One of the largest US payment processing companies improved their data quality, built a reliable big data reservoir, and uncovered millions of dollars owed to them in unpaid balances.
Business objective & project requirements
Due to its strategy of growth by acquisition, the financial services company was composed of several different payment networks (acquired companies), each with their own technical stack and sales processes. The processor aimed to reach a stage where all of its payment networks could access the same data and use standard practices, sales strategies, and technology.
- Move from data lake to reservoir: Transition away from data being stored, maintained, accessed, and utilized by individual payment networks, to data being collected, accessible, and usable in a single place.
- Be able to instantly work with data, including performing analytics and detecting real time patterns.

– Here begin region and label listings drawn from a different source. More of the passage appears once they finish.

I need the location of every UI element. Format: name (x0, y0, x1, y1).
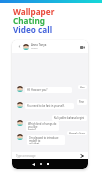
staticText: online (31, 47, 38, 50)
staticText: I'm pleased to introduce myself to you t… (29, 136, 63, 144)
staticText: Hamalu Jison (69, 132, 85, 134)
button[interactable]: Which kind of songs do you like again? (26, 121, 59, 131)
button[interactable]: Hamalu Jison (67, 131, 87, 135)
button[interactable]: Video call (79, 44, 85, 50)
staticText: Chating (13, 15, 45, 26)
button[interactable]: Home (38, 161, 44, 167)
button[interactable]: Back (17, 44, 22, 49)
button[interactable]: Send (79, 153, 85, 159)
button[interactable]: Hi! How are you? (25, 87, 72, 93)
button[interactable]: Hey (78, 85, 87, 89)
button[interactable]: Kuli yakhe bahasa begini (52, 115, 87, 121)
staticText: You need to be fast in yourself. (27, 104, 65, 108)
staticText: Hi! How are you? (27, 88, 48, 92)
staticText: Fine (79, 100, 85, 104)
button[interactable]: Fine (77, 99, 87, 105)
button[interactable]: Recent apps (45, 161, 51, 167)
staticText: Anna Tanya (31, 43, 47, 47)
button[interactable]: I'm pleased to introduce myself to you t… (27, 135, 65, 145)
button[interactable]: Back (30, 161, 36, 167)
staticText: Hey (80, 86, 85, 88)
staticText: Kuli yakhe bahasa begini (54, 116, 85, 120)
button[interactable]: You need to be fast in yourself. (25, 103, 74, 109)
staticText: Wallpaper (13, 6, 55, 17)
staticText: Which kind of songs do you like again? (28, 122, 57, 130)
staticText: Video call (13, 24, 53, 35)
staticText: Type a message (16, 154, 36, 158)
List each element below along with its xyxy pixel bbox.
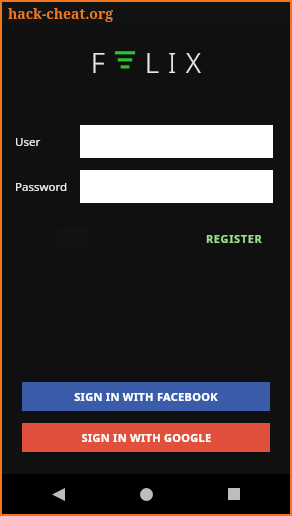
staticText: L bbox=[145, 44, 159, 81]
button[interactable]: Home bbox=[129, 477, 163, 511]
staticText: X bbox=[186, 44, 201, 81]
staticText: F bbox=[91, 44, 105, 81]
staticText: SIGN IN WITH GOOGLE bbox=[81, 430, 212, 445]
staticText: Password bbox=[15, 179, 68, 195]
staticText: SIGN IN WITH FACEBOOK bbox=[74, 389, 218, 404]
button[interactable]: SIGN IN WITH FACEBOOK bbox=[22, 382, 270, 411]
staticText: hack-cheat.org bbox=[8, 4, 114, 23]
button[interactable]: SIGN IN WITH GOOGLE bbox=[22, 423, 270, 452]
staticText: User bbox=[15, 134, 41, 150]
button[interactable]: Back bbox=[41, 477, 75, 511]
button[interactable]: REGISTER bbox=[196, 225, 273, 252]
button[interactable]: Recent apps bbox=[217, 477, 251, 511]
staticText: REGISTER bbox=[206, 231, 263, 246]
staticText: I bbox=[168, 44, 177, 81]
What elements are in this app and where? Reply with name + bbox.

- Detect payment fraud: Although fraud is also handled by banks and payment technology companies like Visa and Mastercard, the company wanted to expand their product offer with services such as fraud detection.
Project phases
- Proof of concept and early work in big data and reference data: Ataccama gave meaning to Hadoop by defining reference values such as payment and error codes, saving the company $1 million at the start of cooperation.
- Standardization: Data was not consistently organized across various platforms, so Ataccama worked to standardize all company data.
- Enrichment: Ataccama helped the company enrich their data with information that was not originally available, such as addresses, postal codes, or transaction types.
- Distribution and business user empowerment: Ataccama allowed all company analysts to access their standardized and enriched data in Hadoop. We also enabled them to build small databases on demand, which proved especially beneficial to their marketing department.
Solution & benefits
Ataccama migrated data from former individual companies to a single location with Hadoop, and implemented a data quality solution so that data could be better analyzed, understood, and utilized.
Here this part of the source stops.